Now, we create the project using the create_project method, with type LLM_STATIC:

from kili.client import Kili

kili = Kili(
    # api_endpoint="https://cloud.kili-technology.com/api/label/v2/graphql",
)
project = kili.create_project(
    title="[Kili SDK Notebook]: LLM Static",
    description="Project Description",
    input_type="LLM_STATIC",
    json_interface=interface,
)
project_id = project["id"]

Import conversations

We will import three conversations to the project.
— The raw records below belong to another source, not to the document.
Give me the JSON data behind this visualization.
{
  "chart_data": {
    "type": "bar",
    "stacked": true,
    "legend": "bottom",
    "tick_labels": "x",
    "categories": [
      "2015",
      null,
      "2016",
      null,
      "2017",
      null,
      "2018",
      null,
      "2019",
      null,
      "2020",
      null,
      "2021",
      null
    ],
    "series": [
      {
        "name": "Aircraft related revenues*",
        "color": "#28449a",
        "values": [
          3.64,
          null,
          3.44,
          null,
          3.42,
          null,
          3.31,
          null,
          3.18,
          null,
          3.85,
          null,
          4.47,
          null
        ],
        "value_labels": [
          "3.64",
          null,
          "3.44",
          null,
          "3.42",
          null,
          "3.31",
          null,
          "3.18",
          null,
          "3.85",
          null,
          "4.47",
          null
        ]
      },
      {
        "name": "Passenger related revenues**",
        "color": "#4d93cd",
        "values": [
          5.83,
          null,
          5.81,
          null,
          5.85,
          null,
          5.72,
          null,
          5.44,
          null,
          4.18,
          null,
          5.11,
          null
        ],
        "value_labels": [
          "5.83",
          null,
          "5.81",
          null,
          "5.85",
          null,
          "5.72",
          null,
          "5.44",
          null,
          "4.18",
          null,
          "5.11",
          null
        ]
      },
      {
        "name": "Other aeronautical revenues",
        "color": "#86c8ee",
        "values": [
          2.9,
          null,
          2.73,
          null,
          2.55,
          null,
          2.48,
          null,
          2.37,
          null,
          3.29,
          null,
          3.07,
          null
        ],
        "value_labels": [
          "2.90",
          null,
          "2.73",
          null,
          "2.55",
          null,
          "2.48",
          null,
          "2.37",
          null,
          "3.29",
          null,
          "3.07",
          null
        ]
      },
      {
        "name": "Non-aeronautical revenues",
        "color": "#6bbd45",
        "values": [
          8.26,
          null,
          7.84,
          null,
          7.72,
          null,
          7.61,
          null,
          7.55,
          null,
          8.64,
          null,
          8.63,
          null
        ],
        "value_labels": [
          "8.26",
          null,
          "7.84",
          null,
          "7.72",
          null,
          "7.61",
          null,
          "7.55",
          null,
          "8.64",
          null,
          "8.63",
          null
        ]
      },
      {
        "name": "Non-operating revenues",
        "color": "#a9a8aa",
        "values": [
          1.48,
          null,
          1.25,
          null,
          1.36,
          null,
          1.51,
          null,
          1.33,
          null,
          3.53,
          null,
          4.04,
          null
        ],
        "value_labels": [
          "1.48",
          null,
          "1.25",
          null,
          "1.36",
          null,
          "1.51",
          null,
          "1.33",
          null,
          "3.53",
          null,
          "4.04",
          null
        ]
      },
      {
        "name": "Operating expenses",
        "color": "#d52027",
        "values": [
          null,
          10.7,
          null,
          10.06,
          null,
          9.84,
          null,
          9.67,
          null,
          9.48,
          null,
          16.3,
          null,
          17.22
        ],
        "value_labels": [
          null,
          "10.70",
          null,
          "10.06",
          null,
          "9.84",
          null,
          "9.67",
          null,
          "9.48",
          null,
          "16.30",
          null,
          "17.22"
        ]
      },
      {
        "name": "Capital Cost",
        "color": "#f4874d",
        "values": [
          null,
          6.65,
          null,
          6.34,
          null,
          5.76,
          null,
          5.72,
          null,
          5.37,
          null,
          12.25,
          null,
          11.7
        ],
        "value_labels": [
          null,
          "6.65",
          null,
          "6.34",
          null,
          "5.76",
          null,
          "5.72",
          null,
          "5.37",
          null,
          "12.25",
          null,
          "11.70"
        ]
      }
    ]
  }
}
The conversations are stored in a JSON file, which we will load and import using the import_conversations method.

import requests

conversations = requests.get(
    "https://storage.googleapis.com/label-public-staging/demo-projects/LLM_static/llm-conversations.json"
).json()
kili.llm.import_conversations(project_id, conversations=conversations)

You can now see the conversations imported in the UI :

Model Integration

In this tutorial, we've:

  • Created a Kili project with a custom interface for LLM output comparison.
  • Imported conversations using Kili LLM format.